Пока Джеки мирно посапывала в постели, Гермиона ходила взад и вперед по узкой комнатке, надеясь, что решение будет послано ей свыше. «А что если убежать? Скрыться где-нибудь… У меня же была хижина, из которой Пожиратели выволокли все мои вещи», – думала Гермиона. Решение так и не пришло, а осознание того, что нужно делать хоть что-то, продолжало мучить и без того искалеченный разум Гермионы.
========== 42 - Иллюзии и табачный дым. ==========
Джеки неподвижно лежала на холодной твердой кровати, бездумно глядя в каменный потолок. Она уже давно не спала, но не желала подниматься с жесткого соломенного ложа. Каменные стены окружили девушку плотным кольцом, не давая спокойно дышать и мыслить. Пуффендуйка надеялась, что семнадцатый день ее рождения пройдет немного по-другому…

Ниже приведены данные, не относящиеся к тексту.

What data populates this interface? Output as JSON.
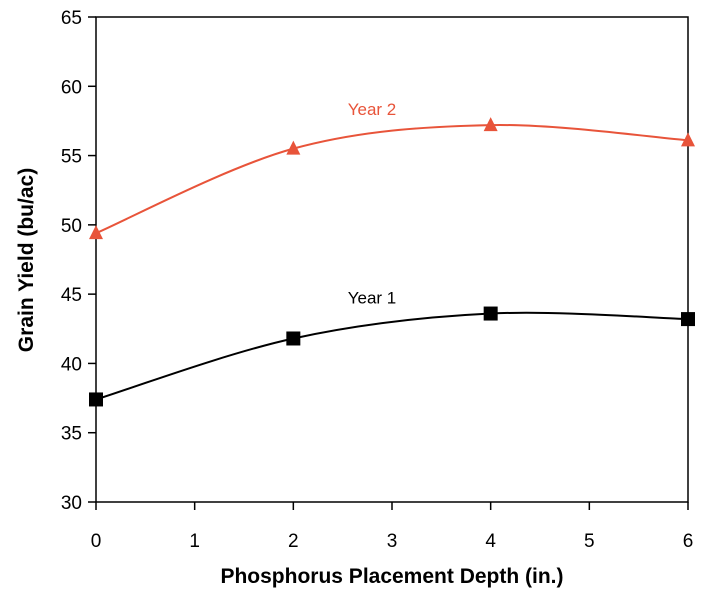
{
  "chart_data": {
    "type": "line",
    "title": "",
    "xlabel": "Phosphorus Placement Depth (in.)",
    "ylabel": "Grain Yield (bu/ac)",
    "xlim": [
      0,
      6
    ],
    "ylim": [
      30,
      65
    ],
    "xticks": [
      "0",
      "1",
      "2",
      "3",
      "4",
      "5",
      "6"
    ],
    "yticks": [
      "30",
      "35",
      "40",
      "45",
      "50",
      "55",
      "60",
      "65"
    ],
    "grid": false,
    "legend": "none",
    "series": [
      {
        "name": "Year 1",
        "color": "#000000",
        "marker": "square",
        "x": [
          0,
          2,
          4,
          6
        ],
        "y": [
          37.4,
          41.8,
          43.6,
          43.2
        ]
      },
      {
        "name": "Year 2",
        "color": "#e8543a",
        "marker": "triangle",
        "x": [
          0,
          2,
          4,
          6
        ],
        "y": [
          49.4,
          55.5,
          57.2,
          56.1
        ]
      }
    ]
  }
}
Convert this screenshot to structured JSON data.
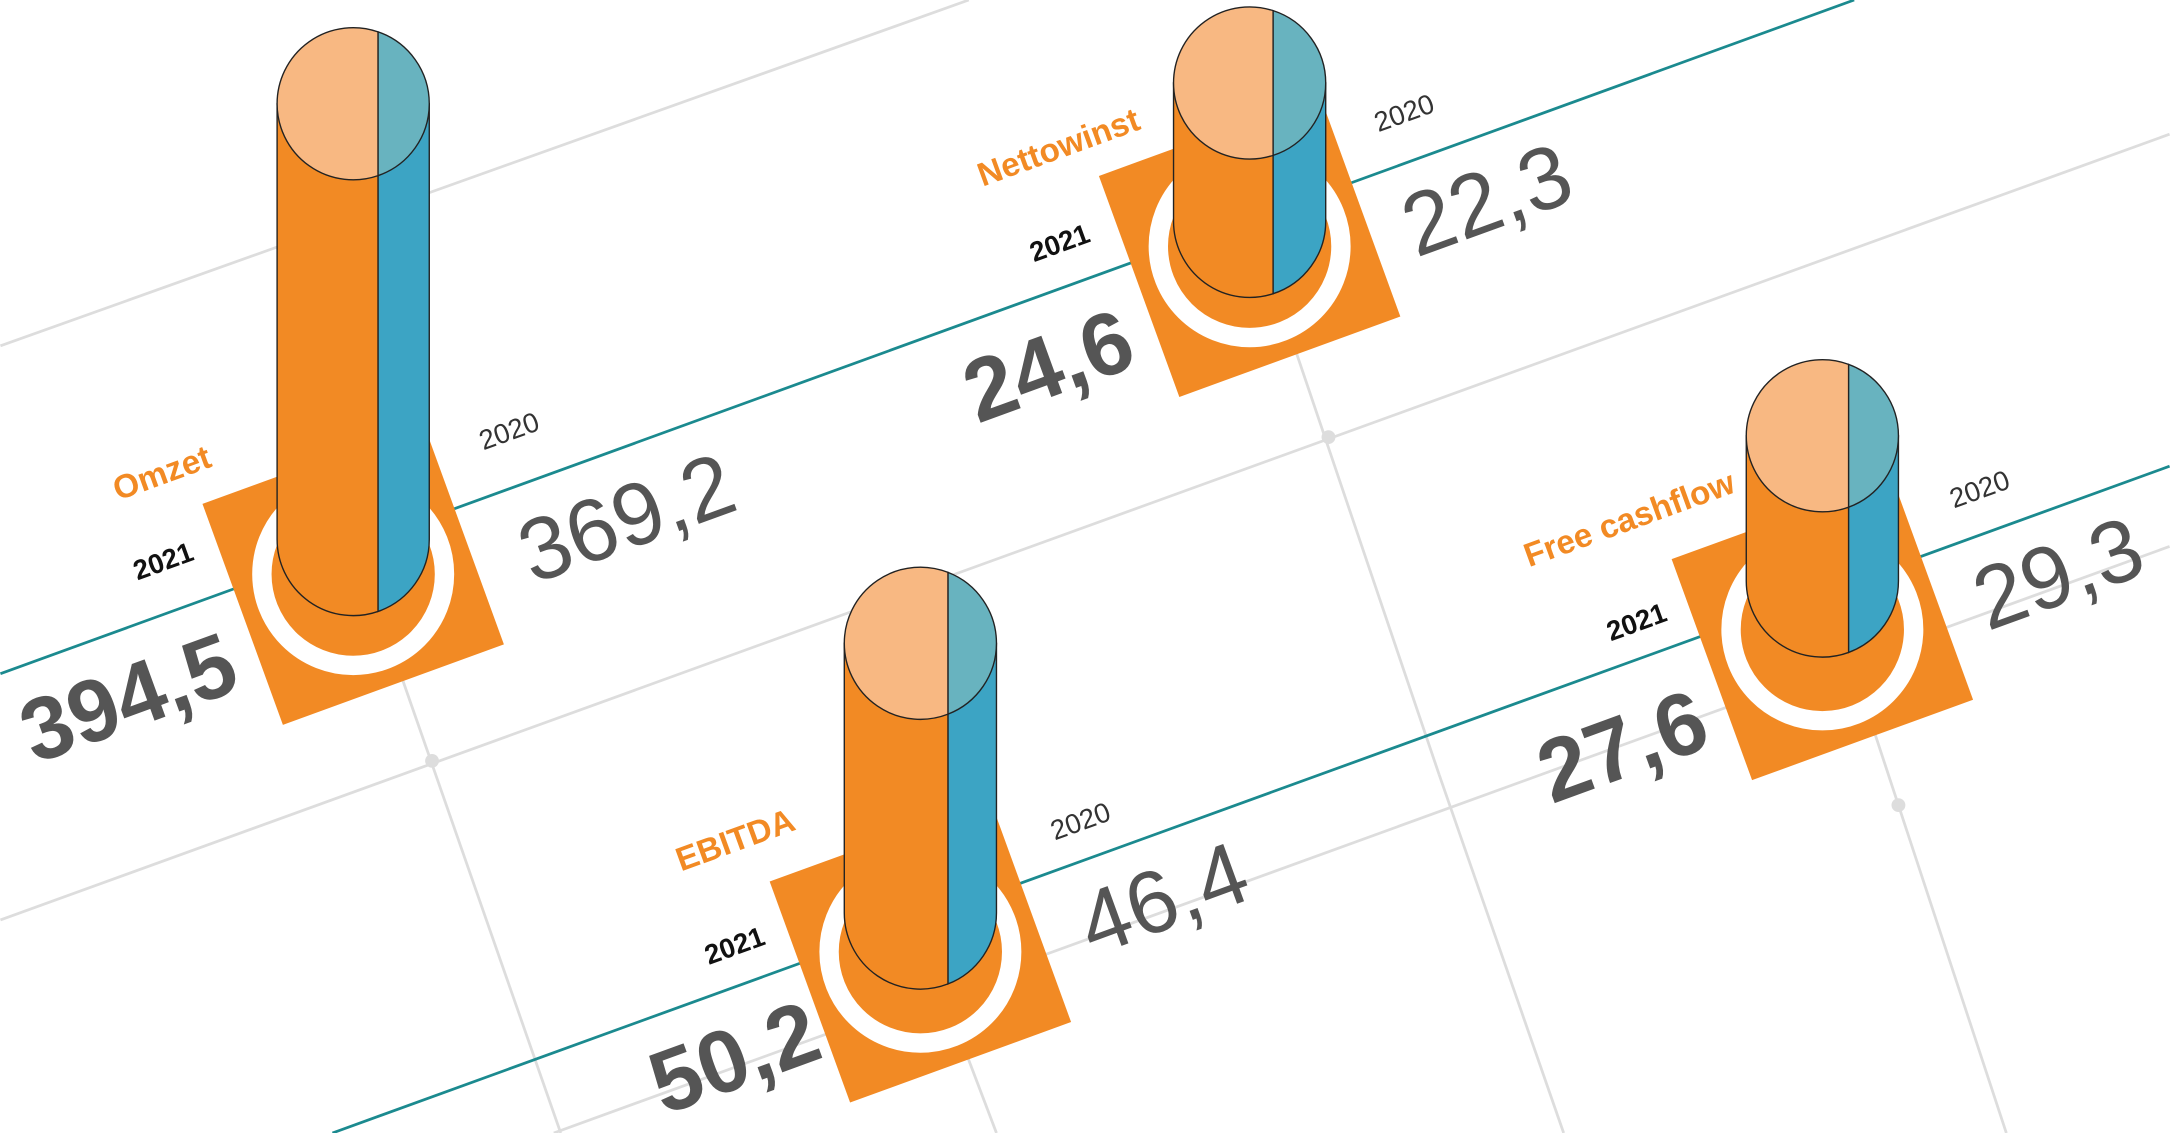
{
  "items": [
    {
      "label": "Omzet",
      "year_current": "2021",
      "value_current": "394,5",
      "year_previous": "2020",
      "value_previous": "369,2"
    },
    {
      "label": "Nettowinst",
      "year_current": "2021",
      "value_current": "24,6",
      "year_previous": "2020",
      "value_previous": "22,3"
    },
    {
      "label": "EBITDA",
      "year_current": "2021",
      "value_current": "50,2",
      "year_previous": "2020",
      "value_previous": "46,4"
    },
    {
      "label": "Free cashflow",
      "year_current": "2021",
      "value_current": "27,6",
      "year_previous": "2020",
      "value_previous": "29,3"
    }
  ]
}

Раньше отец Джеки заказывал небольшой столик в скромном, но уютном ресторане, приглашал нескольких близких друзей и родственников. Скромное торжество казалось малышке приятней самых пышных на свете балов… Став немного старше, пуффендуйка просила отца устроить что-то более помпезное, но успехом ее просьбы так и не увенчались. Все то же скромное торжество в кругу близких друзей поджидало ее каждый следующий год. Джеки думала, что больше не выдержит подобного «праздника», но ошиблась. Она отдала бы все на свете, лишь бы сейчас оказаться с отцом, сидя в небольшом ресторанчике, таком знакомом и теплом….
В комнате было слишком темно и сыро. Джеки слышала лишь размеренное дыхание Гермионы, звучащее неподалеку от нее. Все остальные звуки словно не существовали вовсе, только тишина стучала в ушах, клокотала в груди. Пуффендуйка вжалась в кровать, не желая думать ни о чем на свете. Как же она устала от этих жестоких, колючих мыслей о Теодоре, о школе, об отце…
Джеки не могла заплакать. Она очень хотела, чтобы все горе, весь гнев, что так долго копился в ней – вышел слезной рекой, лужей распластался на каменном полу, растворившись в огромном мире… Но девушка не могла выдавить из себя ни единой слезинки. Боль скрутила живот, и Джеки подтянула к себе ноги, свернувшись, точно побитый котенок.